Knockatoura Fort, Ballywataire, Co. Galway
Co. Galway |
Ringforts
On a south-south-west-facing slope in the hilly grassland of north Galway, a circular earthwork sits in a condition that might generously be called partial.
The rath at Knockatoura measures some 84 metres in diameter, making it a substantial example of its type. A rath is a roughly circular enclosure, typically defined by one or more earthen banks and ditches, used during the early medieval period in Ireland as a farmstead or enclosed settlement. At this site, two banks of earth and stone survive, separated by an intervening fosse, which is the ditch cut between them. The inner bank can be traced from the south-west around through north to north-north-east, while the outer bank and fosse remain visible from south-west to north-west. What that means in practice is that only a portion of the original circuit is still legible; the rest has been cut away or obscured.

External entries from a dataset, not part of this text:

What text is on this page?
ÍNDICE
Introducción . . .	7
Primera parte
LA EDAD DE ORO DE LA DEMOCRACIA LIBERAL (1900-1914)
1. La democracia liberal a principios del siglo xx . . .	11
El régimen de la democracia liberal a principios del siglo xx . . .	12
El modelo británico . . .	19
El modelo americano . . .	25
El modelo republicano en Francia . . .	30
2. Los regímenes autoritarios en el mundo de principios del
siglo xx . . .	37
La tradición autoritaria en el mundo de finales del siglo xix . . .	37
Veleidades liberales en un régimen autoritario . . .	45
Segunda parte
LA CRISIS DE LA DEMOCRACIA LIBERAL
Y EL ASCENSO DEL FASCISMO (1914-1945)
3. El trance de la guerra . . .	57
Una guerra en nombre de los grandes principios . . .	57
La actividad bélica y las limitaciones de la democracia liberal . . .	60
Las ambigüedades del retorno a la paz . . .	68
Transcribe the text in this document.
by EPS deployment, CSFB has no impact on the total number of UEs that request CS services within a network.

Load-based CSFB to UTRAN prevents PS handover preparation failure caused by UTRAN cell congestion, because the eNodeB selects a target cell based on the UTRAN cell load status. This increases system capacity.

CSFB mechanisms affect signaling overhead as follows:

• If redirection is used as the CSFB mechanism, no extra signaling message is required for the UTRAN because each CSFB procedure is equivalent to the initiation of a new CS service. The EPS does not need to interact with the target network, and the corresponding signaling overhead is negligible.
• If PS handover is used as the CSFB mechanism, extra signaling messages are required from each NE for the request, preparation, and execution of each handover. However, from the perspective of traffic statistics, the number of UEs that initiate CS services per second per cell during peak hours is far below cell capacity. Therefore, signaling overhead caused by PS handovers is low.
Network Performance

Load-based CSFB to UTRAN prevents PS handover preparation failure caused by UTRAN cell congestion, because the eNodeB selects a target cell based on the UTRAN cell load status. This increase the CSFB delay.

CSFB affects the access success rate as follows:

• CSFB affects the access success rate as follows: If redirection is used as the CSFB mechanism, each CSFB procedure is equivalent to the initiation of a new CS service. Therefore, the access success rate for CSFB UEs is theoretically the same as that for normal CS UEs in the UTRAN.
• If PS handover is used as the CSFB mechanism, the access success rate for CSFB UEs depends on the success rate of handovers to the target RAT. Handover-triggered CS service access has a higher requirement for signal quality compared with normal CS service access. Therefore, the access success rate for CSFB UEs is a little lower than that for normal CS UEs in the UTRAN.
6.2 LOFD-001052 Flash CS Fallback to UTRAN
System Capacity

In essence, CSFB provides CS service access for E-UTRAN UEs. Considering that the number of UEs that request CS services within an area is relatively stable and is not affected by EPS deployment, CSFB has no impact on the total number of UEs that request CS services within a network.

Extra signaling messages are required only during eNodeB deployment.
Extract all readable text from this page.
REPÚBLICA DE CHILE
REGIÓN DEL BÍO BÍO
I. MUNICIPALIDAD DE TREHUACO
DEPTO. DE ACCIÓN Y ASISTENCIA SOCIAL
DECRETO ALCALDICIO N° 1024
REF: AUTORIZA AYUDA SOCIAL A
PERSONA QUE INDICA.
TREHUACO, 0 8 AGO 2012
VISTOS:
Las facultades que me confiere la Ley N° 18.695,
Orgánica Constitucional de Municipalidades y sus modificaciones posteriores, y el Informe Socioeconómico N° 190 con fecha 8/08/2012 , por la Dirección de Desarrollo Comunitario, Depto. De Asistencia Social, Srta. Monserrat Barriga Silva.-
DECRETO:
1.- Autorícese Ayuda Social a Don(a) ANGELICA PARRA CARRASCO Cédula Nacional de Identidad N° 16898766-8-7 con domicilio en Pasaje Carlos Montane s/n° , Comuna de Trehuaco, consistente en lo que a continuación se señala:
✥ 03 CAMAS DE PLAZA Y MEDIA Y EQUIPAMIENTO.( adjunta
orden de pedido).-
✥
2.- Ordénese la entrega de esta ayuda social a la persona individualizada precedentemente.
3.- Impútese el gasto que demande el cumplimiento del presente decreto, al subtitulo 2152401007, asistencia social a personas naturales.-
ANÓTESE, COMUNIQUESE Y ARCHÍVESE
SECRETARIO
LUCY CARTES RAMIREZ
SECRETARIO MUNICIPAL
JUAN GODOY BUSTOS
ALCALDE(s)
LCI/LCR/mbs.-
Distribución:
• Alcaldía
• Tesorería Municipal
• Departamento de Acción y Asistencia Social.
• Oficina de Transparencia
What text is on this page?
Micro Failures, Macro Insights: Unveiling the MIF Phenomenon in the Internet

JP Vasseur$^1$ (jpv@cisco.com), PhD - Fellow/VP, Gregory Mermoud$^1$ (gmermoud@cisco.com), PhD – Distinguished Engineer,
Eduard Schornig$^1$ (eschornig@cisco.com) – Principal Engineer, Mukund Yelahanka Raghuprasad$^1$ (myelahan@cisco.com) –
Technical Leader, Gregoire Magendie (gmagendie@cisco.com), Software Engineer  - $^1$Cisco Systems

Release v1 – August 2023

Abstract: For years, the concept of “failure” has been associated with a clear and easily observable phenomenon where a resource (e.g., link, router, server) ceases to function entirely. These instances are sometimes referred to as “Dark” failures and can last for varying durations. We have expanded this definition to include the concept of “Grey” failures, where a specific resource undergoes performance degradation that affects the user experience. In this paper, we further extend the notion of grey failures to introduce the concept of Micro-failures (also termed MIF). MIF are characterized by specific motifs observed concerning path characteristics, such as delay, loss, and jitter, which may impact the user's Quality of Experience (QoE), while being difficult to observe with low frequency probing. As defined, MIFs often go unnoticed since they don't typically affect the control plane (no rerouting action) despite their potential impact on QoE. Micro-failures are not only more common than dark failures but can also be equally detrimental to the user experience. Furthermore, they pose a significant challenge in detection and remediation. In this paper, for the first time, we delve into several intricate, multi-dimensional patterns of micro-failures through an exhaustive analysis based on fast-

The reasons for that partial survival are not hard to find. A number of field boundaries have been driven directly through the monument at various points, as generations of agricultural use reorganised the land without particular regard for what lay underneath. More significantly, a quarry has encroached upon the eastern side, removing a section of the earthwork altogether. A note in Neary's 1914 survey of the area first recorded the site, and it has been associated with a nearby feature catalogued separately. The combination of field divisions and quarrying is not unusual for Irish raths, many of which were gradually absorbed into the working landscape over centuries, their original function long forgotten or simply outweighed by practical necessity.